Black paradox - Actualité manga

Black paradox : Critiques

Black paradox

Critique du volume manga

Publiée le Vendredi, 02 Novembre 2012

Possédant son cercle de fans, Junji Ito, maître nippon de l'horreur, continue d'imposer sa patte et de séduire ses plus fidèles lecteurs, malgré des oeuvres pouvant varier en qualité. Cette fois-ci, l'auteur revient avec Black Paradox, une histoire de 200 pages, soit bien plus longue que la plupart des récits de ce mangaka surtout connu et apprécié pour ses histoires courtes.

Tout commence pourtant comme une histoire courte : candidats au suicide s'étant rencontrés sur le site "Black Paradox", quatre jeunes gens se réunissent pour mettre fin à leurs jours ensemble. Marseau, jolie infirmière, s'inquiète sans cesse de l'avenir au point de ne plus le supporter. Baratchi ne supporte plus le visage défiguré que lui renvoie son miroir. Tableau est inquiété par les apparitions inquiétantes d'un sosie qui semble le haïr. Pitan, scientifique expert en nouvelles technologies, est sous le joug de son double robotisé.
Tout semble d'abord se dérouler normalement, les quatre suicidaires étant en route pour leur mort. Mais dans la voiture, le doute commence à s'installer chez Marseau : Baratchi n'a pas de reflet dans le rétroviseur. Quant à Pitan, il émet d'étranges bruits mécaniques... On devine rapidement où tout ceci va mener, mais le talent d'Ito est là : on retrouve son don pour croquer des personnages assez normaux, qui se voient déstabilisés par l'apparition d'événements inexplicables ou inquiétants. Tout se devinant rapidement et le surnaturel étant moins marqué, on ne pourra pas dire que ce premier chapitre est angoissant, mais l'ensemble s'inscrit dans la lignée des histoires courtes de l'auteur et est plutôt plaisant. C'est après que les choses se gâtent un peu.

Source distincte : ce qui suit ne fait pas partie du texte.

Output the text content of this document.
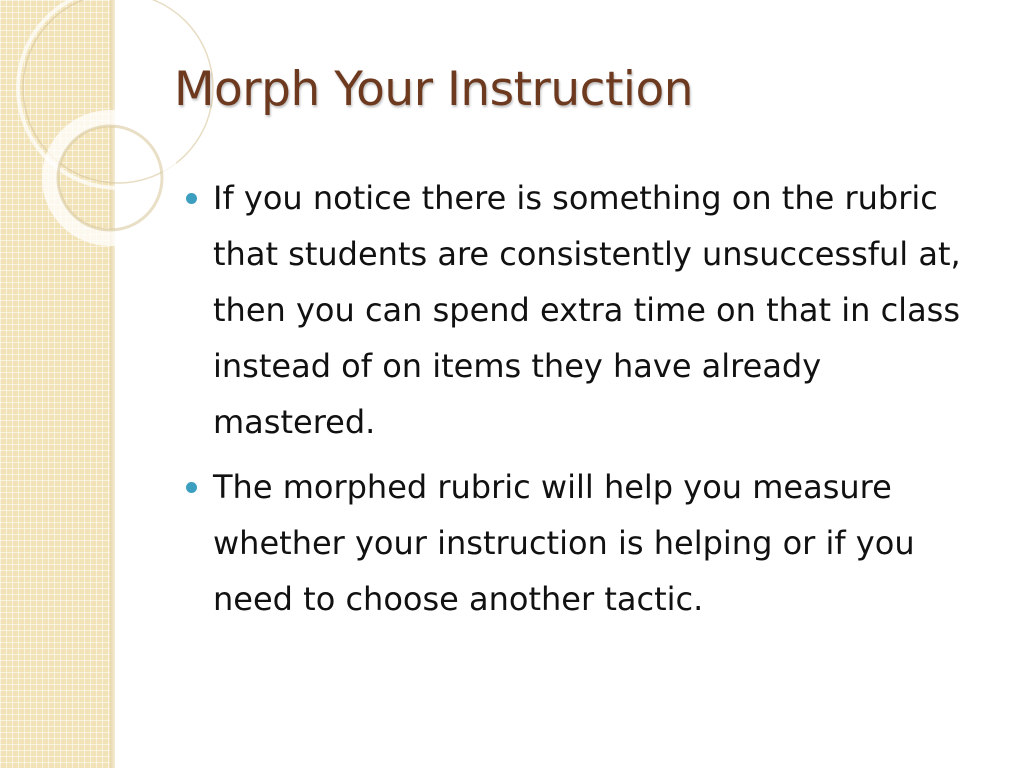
Morph Your Instruction
If you notice there is something on the rubric that students are consistently unsuccessful at, then you can spend extra time on that in class instead of on items they have already mastered.
The morphed rubric will help you measure whether your instruction is helping or if you need to choose another tactic.
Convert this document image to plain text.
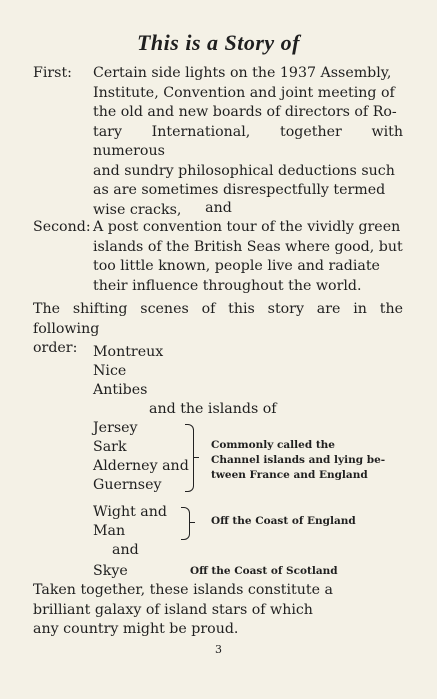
This is a Story of
First: Certain side lights on the 1937 Assembly,
Institute, Convention and joint meeting of
the old and new boards of directors of Ro-
tary International, together with numerous
and sundry philosophical deductions such
as are sometimes disrespectfully termed
wise cracks,	and
Second: A post convention tour of the vividly green
islands of the British Seas where good, but
too little known, people live and radiate
their influence throughout the world.
The shifting scenes of this story are in the following
order:	Montreux
Nice
Antibes
and the islands of
Jersey
Sark
Alderney and
Guernsey
Commonly called the
Channel islands and lying be-
tween France and England
Wight and
Man
Off the Coast of England
and
Skye	Off the Coast of Scotland
Taken together, these islands constitute a
brilliant galaxy of island stars of which
any country might be proud.
3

Ayant survécu, nos quatre compagnons voient arriver face à eux des événements toujours plus étranges. Après être passé près de la mort, Pitan revient à la vie, comme ébloui par ce qu'il a vu de l'autre côté : un monde éblouissant, hypnotique, qui arrive bientôt dans le monde des vivants sous la forme d'étranges sphères faites dans un matériau inconnu, aussi dur que fascinant... Quel est exactement cet autre monde ? Que sont ces sphères ? Autant de questions d'abord inexplicables, qui font décoller dans un premier temps le récit dans la veine de ce que fait si souvent l'auteur : l'inconnu est bel et bien là. Mais l'effroi, non. Pourquoi ? Parce que loin d'être effrayés par ce qu'ils voient, d'être perdus face à ces événements incompréhensibles, les personnages finissent par se prendre de fascination pour eux. Les sphères captivent certains protagonistes, si bien qu'ils finissent par les rechercher. Ils sombrent petit à petit dans une chute psychologique, dans la folie, et c'est plutôt sur ça que joue ensuite l'auteur.

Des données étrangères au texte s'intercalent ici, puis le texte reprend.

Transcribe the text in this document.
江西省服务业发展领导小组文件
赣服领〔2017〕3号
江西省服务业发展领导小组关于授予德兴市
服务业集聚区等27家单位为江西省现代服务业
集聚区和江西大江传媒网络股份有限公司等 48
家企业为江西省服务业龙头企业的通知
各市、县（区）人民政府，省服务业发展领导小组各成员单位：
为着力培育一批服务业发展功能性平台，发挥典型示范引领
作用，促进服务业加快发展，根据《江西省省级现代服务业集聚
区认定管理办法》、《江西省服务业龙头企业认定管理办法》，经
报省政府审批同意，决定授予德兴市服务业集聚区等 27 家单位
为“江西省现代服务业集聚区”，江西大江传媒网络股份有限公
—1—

Dans les faits, pourquoi pas, car cela nous montre une autre facette de l'auteur. Le problème, c'est que plus l'histoire avance, et plus l'ensemble finit par tourner en rond et à mettre en avant les mêmes points, sans plus chercher à angoisser. Inconnus, l'autre monde et les sphères finissent petit à petit par se dévoiler un peu plus, tandis que les personnages chutent toujours plus. Mais au bout d'un moment, plus rien n'évolue, et l'on se contente de regarder les personnages devenir de plus en plus obsédés par ces sphères aux étranges propriétés, jusqu'à un final sans grande surprise, ouvert comme sait si bien le faire l'auteur. Mais après s'être trop étiré, l'impact angoissant n'est pas là. Le pouvoir d'attraction des sphères sur une humanité qui finit par être manipulée par celles-ci aurait pu offrir un final inquiétant, mais tombe finalement à plat, car Junji Ito, en rallongeant trop la sauce, a fini par oublier en route l'angoisse.

En somme, Black Paradox comporte de belles idées aussi étranges qu'inventives, qui finissent par s'étioler à force d'être étirées. Reste un récit globalement sympathique à suivre, qui renouvelle un peu la bibliographie du mangaka, mais qui ne restera clairement pas parmi les meilleurs d'un auteur qui ne révèle jamais mieux son talent horrifique que dans les histoires courtes.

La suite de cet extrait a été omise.